Free library: Amsterdam Airport Schiphol
The Amsterdam airport is big for layovers, and the Dutch are big on reading. Let's combine the two! Schiphol Airport Library is a showcase for Dutch culture, with Dutch literature in translation, Dutch music and even its own Twitter feed (@airprtlibrarian). Nine of the 25 seats have iPads, as well. The library is part of "Holland Boulevard," the cultural area of the airport which also has a (non-free) branch of Amsterdam's Rijksmuseum.
Free iPads: JFK International Airport, Terminals 2-3
JFK Terminal 3 is the worst airport terminal in America; it's literally crumbling, so Delta has declared it unsalveageable and plans to demolish it. Until then: iPads! Delta has installed 200 iPads at restaurants near the gate areas. Sure, you can use them to order food, but you can also surf the Web, check your email, stream videos or find other ways to anesthetize yourself against the misery of your surroundings. (Delta has done the same at LaGuardia, another one of the nation's worst airports.)

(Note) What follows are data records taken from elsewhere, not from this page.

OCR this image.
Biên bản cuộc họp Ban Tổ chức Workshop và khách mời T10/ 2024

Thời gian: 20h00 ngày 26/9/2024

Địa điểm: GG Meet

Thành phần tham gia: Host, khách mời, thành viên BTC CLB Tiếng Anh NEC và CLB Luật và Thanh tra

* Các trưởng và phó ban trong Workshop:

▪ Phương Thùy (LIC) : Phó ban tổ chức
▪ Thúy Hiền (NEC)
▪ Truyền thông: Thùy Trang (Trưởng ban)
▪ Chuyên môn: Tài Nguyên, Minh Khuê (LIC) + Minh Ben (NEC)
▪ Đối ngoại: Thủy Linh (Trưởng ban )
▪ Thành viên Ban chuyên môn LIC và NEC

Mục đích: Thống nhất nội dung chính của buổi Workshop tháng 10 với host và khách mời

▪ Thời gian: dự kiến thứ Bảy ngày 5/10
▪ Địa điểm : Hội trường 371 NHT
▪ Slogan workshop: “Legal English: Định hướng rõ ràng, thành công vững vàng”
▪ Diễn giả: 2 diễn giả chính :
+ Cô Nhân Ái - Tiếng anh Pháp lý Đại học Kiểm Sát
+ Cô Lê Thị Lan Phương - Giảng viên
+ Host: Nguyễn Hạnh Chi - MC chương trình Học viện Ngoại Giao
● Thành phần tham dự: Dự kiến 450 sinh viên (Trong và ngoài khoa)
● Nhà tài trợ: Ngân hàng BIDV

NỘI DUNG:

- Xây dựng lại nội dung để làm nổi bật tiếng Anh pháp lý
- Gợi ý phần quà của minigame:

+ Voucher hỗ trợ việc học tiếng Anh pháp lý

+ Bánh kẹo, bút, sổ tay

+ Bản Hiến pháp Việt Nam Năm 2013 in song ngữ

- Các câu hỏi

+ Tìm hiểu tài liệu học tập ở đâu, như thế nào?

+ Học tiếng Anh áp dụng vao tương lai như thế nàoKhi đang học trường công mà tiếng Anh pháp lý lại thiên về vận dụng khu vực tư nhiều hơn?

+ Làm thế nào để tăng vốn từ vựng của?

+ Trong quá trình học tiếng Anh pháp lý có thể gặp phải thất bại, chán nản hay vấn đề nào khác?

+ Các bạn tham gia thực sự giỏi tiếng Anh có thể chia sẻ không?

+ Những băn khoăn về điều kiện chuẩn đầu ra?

Free city tours: Taiwan Taoyuan International Airport, Taipei
If you're stuck in the airport for at least a few hours, the Taiwan Tourism Bureau offers free morning and afternoon tours of Taipei from Taoyuan International Airport. The morning tour hits an ancient temple and a center for pottery-making; the afternoon tour takes you to another temple, Taiwan's tallest skyscraper and the home of Taiwan's president. Taipei isn't the only airport offering free city tours -- Singapore's airport also offers free city breaks.